Me and Debbie ... do you know how long it took to get those rockin' bangs? And how much Aquanet?
Extremely short-live high school boyfriend D: Let’s try a totally sweet guy who is cute AND who likes me. Let’s kiss one of his friends just for fun while completely sober. Girls, I don’t have to tell you that went south fast. I cried and cried at my own stupidity on that one.
A lot of Sun-in and QT (Quick Tan) went into the making of this girl.
Summer after high school: Can’t hurt to meet some random cute guy cruising and go back to his place because his parents are out of town, right? Then put a big ole Long Island Iced Tea in my 110-pound body. This resulted in the next 5 years of my life being a roller coaster of domestic violence and so many other horrible things I don’t want to even tell you about ever. But these things we do to ourselves and let happen to us shape who we are in the future and how we behave later, for good or bad. Some of the things that happened to me during that time certainly made me the kind of mother I am now … an attachment parent who values her babies above all and who likes to keep them close. Girls, you might call that “suffocation” and “a controlling mother” but I call it good parenting!

Early twenties: Well, let’s switch gears now and date a psychologist (not mine; I certainly don’t need therapy … ha!) who is about twice my age.

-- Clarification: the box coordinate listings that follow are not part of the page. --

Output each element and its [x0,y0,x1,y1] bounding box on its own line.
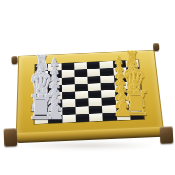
pieces-layer: ♜♞♝♛♚♝♞♜♟♟♟♟♟♟♟♟♟♟♟♟♟♟♟♟♜♞♝♛♚♝♞♜ [0,0,175,175]
piece-silver-rook-a1[interactable]: ♜ [24,91,58,125]
chess-set-photo: ♜♞♝♛♚♝♞♜♟♟♟♟♟♟♟♟♟♟♟♟♟♟♟♟♜♞♝♛♚♝♞♜ [0,0,175,175]
piece-gold-pawn-a7[interactable]: ♟ [112,97,134,119]
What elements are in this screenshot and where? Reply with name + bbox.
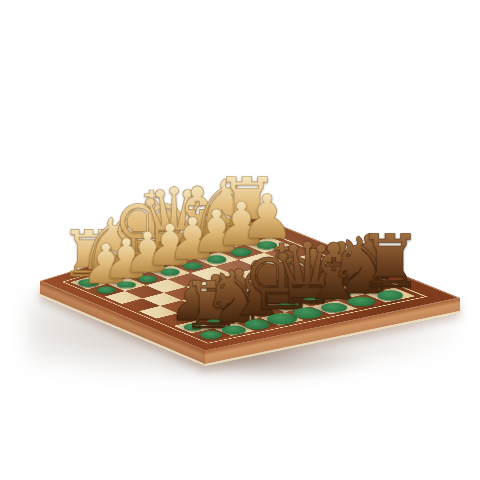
- pieces-layer: ♜♞♝♛♚♝♞♜♟♟♟♟♟♟♟♟♟♟♟♟♟♟♟♟♜♞♝♛♚♝♞♜: [0, 0, 480, 480]
- chess-set-photo: ♜♞♝♛♚♝♞♜♟♟♟♟♟♟♟♟♟♟♟♟♟♟♟♟♜♞♝♛♚♝♞♜: [0, 0, 480, 480]
- black-rook-glyph: ♜: [357, 225, 422, 298]
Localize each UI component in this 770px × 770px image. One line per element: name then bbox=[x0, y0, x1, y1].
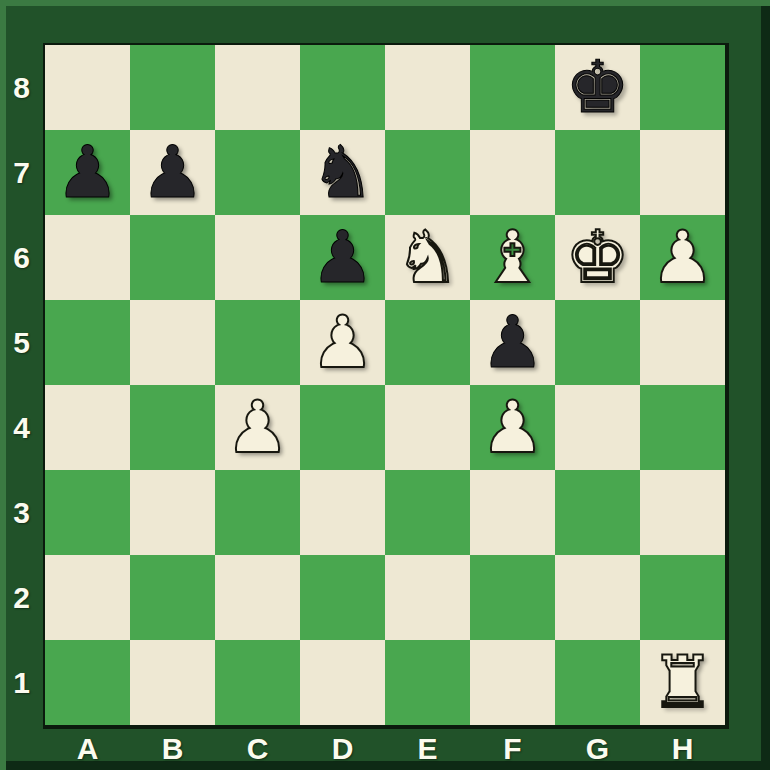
square-a6[interactable] bbox=[45, 215, 130, 300]
square-e1[interactable] bbox=[385, 640, 470, 725]
square-g3[interactable] bbox=[555, 470, 640, 555]
square-a7[interactable]: ♟ bbox=[45, 130, 130, 215]
square-e5[interactable] bbox=[385, 300, 470, 385]
rank-label-2: 2 bbox=[0, 555, 43, 640]
square-h3[interactable] bbox=[640, 470, 725, 555]
piece-black-knight[interactable]: ♞ bbox=[310, 130, 375, 215]
square-h8[interactable] bbox=[640, 45, 725, 130]
square-d3[interactable] bbox=[300, 470, 385, 555]
file-label-a: A bbox=[45, 727, 130, 770]
square-e4[interactable] bbox=[385, 385, 470, 470]
file-label-c: C bbox=[215, 727, 300, 770]
rank-labels: 87654321 bbox=[0, 45, 43, 725]
rank-label-7: 7 bbox=[0, 130, 43, 215]
square-c1[interactable] bbox=[215, 640, 300, 725]
square-g2[interactable] bbox=[555, 555, 640, 640]
square-c5[interactable] bbox=[215, 300, 300, 385]
piece-white-knight[interactable]: ♞ bbox=[395, 215, 460, 300]
rank-label-4: 4 bbox=[0, 385, 43, 470]
square-b6[interactable] bbox=[130, 215, 215, 300]
square-h2[interactable] bbox=[640, 555, 725, 640]
board-frame: 87654321 ♚♟♟♞♟♞♝♚♟♟♟♟♟♜ ABCDEFGH bbox=[0, 0, 770, 770]
square-b5[interactable] bbox=[130, 300, 215, 385]
piece-white-pawn[interactable]: ♟ bbox=[480, 385, 545, 470]
square-c2[interactable] bbox=[215, 555, 300, 640]
piece-black-pawn[interactable]: ♟ bbox=[480, 300, 545, 385]
square-a4[interactable] bbox=[45, 385, 130, 470]
square-b2[interactable] bbox=[130, 555, 215, 640]
piece-black-king[interactable]: ♚ bbox=[565, 45, 630, 130]
square-f5[interactable]: ♟ bbox=[470, 300, 555, 385]
file-label-b: B bbox=[130, 727, 215, 770]
square-c8[interactable] bbox=[215, 45, 300, 130]
square-d5[interactable]: ♟ bbox=[300, 300, 385, 385]
square-g4[interactable] bbox=[555, 385, 640, 470]
square-b3[interactable] bbox=[130, 470, 215, 555]
square-d1[interactable] bbox=[300, 640, 385, 725]
rank-label-5: 5 bbox=[0, 300, 43, 385]
rank-label-6: 6 bbox=[0, 215, 43, 300]
rank-label-8: 8 bbox=[0, 45, 43, 130]
piece-white-pawn[interactable]: ♟ bbox=[650, 215, 715, 300]
square-a8[interactable] bbox=[45, 45, 130, 130]
file-label-d: D bbox=[300, 727, 385, 770]
square-e2[interactable] bbox=[385, 555, 470, 640]
rank-label-3: 3 bbox=[0, 470, 43, 555]
rank-label-1: 1 bbox=[0, 640, 43, 725]
square-f2[interactable] bbox=[470, 555, 555, 640]
square-g5[interactable] bbox=[555, 300, 640, 385]
piece-white-bishop[interactable]: ♝ bbox=[480, 215, 545, 300]
square-f4[interactable]: ♟ bbox=[470, 385, 555, 470]
square-b4[interactable] bbox=[130, 385, 215, 470]
square-f3[interactable] bbox=[470, 470, 555, 555]
square-g7[interactable] bbox=[555, 130, 640, 215]
square-h7[interactable] bbox=[640, 130, 725, 215]
piece-black-pawn[interactable]: ♟ bbox=[55, 130, 120, 215]
square-c4[interactable]: ♟ bbox=[215, 385, 300, 470]
square-c3[interactable] bbox=[215, 470, 300, 555]
chess-board: ♚♟♟♞♟♞♝♚♟♟♟♟♟♜ bbox=[43, 43, 729, 729]
square-b1[interactable] bbox=[130, 640, 215, 725]
piece-white-king[interactable]: ♚ bbox=[565, 215, 630, 300]
piece-white-pawn[interactable]: ♟ bbox=[310, 300, 375, 385]
square-e7[interactable] bbox=[385, 130, 470, 215]
square-c7[interactable] bbox=[215, 130, 300, 215]
square-f6[interactable]: ♝ bbox=[470, 215, 555, 300]
square-b7[interactable]: ♟ bbox=[130, 130, 215, 215]
square-e8[interactable] bbox=[385, 45, 470, 130]
square-d6[interactable]: ♟ bbox=[300, 215, 385, 300]
file-label-g: G bbox=[555, 727, 640, 770]
piece-black-pawn[interactable]: ♟ bbox=[140, 130, 205, 215]
square-f7[interactable] bbox=[470, 130, 555, 215]
square-g8[interactable]: ♚ bbox=[555, 45, 640, 130]
file-labels: ABCDEFGH bbox=[45, 727, 725, 770]
square-h4[interactable] bbox=[640, 385, 725, 470]
square-h6[interactable]: ♟ bbox=[640, 215, 725, 300]
piece-white-rook[interactable]: ♜ bbox=[650, 640, 715, 725]
square-a2[interactable] bbox=[45, 555, 130, 640]
square-h5[interactable] bbox=[640, 300, 725, 385]
square-a3[interactable] bbox=[45, 470, 130, 555]
file-label-f: F bbox=[470, 727, 555, 770]
square-d7[interactable]: ♞ bbox=[300, 130, 385, 215]
square-d8[interactable] bbox=[300, 45, 385, 130]
piece-black-pawn[interactable]: ♟ bbox=[310, 215, 375, 300]
square-h1[interactable]: ♜ bbox=[640, 640, 725, 725]
square-f8[interactable] bbox=[470, 45, 555, 130]
square-f1[interactable] bbox=[470, 640, 555, 725]
square-c6[interactable] bbox=[215, 215, 300, 300]
square-d2[interactable] bbox=[300, 555, 385, 640]
square-e3[interactable] bbox=[385, 470, 470, 555]
piece-white-pawn[interactable]: ♟ bbox=[225, 385, 290, 470]
square-a1[interactable] bbox=[45, 640, 130, 725]
square-e6[interactable]: ♞ bbox=[385, 215, 470, 300]
square-d4[interactable] bbox=[300, 385, 385, 470]
square-b8[interactable] bbox=[130, 45, 215, 130]
square-a5[interactable] bbox=[45, 300, 130, 385]
square-g1[interactable] bbox=[555, 640, 640, 725]
file-label-h: H bbox=[640, 727, 725, 770]
file-label-e: E bbox=[385, 727, 470, 770]
square-g6[interactable]: ♚ bbox=[555, 215, 640, 300]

That can only end well, right? Nah, he peed in my Cheerios and told me it was raining (caught him with another woman – and her kids! -- at his house; he ended up marrying her briefly; his third wife). In an attempt to keep this guy, I proclaimed that I did not need to have children since he didn’t want more. EEEEEK!

Which brings us to our much happier story. And the lesson that GREAT things come out of CRAP things. And that the highest high you will ever feel (lasting love) often comes from the lowest low (crying yourself to sleep from rejection and a broken heart).

1995, I’m 24. I’m sick to death of men. But I know it’s my fault because I do the ultimate picking. A friend gives me a copy of Dr. Laura’s “10 Stupid Things Women do to Mess Up Their Lives.” She looks like a witch. She looks mean. I also start listening to her radio show. Holy crap, she’s talking to me! Have I really done all 10 of those things? Have I really broken every Commandment in the process? Things can’t get any worse. Guess I’ll start looking for someone decent, or not looking. Maybe I’ll make a good lesbian … I hate cooking and cleaning, after all, and like to negotiate. I might look good with short hair. (oh, the stereotypes)


This could possibly be the reason I'm the way I am: my pregnant mother gettin' her drink on in Germany in 1971. (not really!)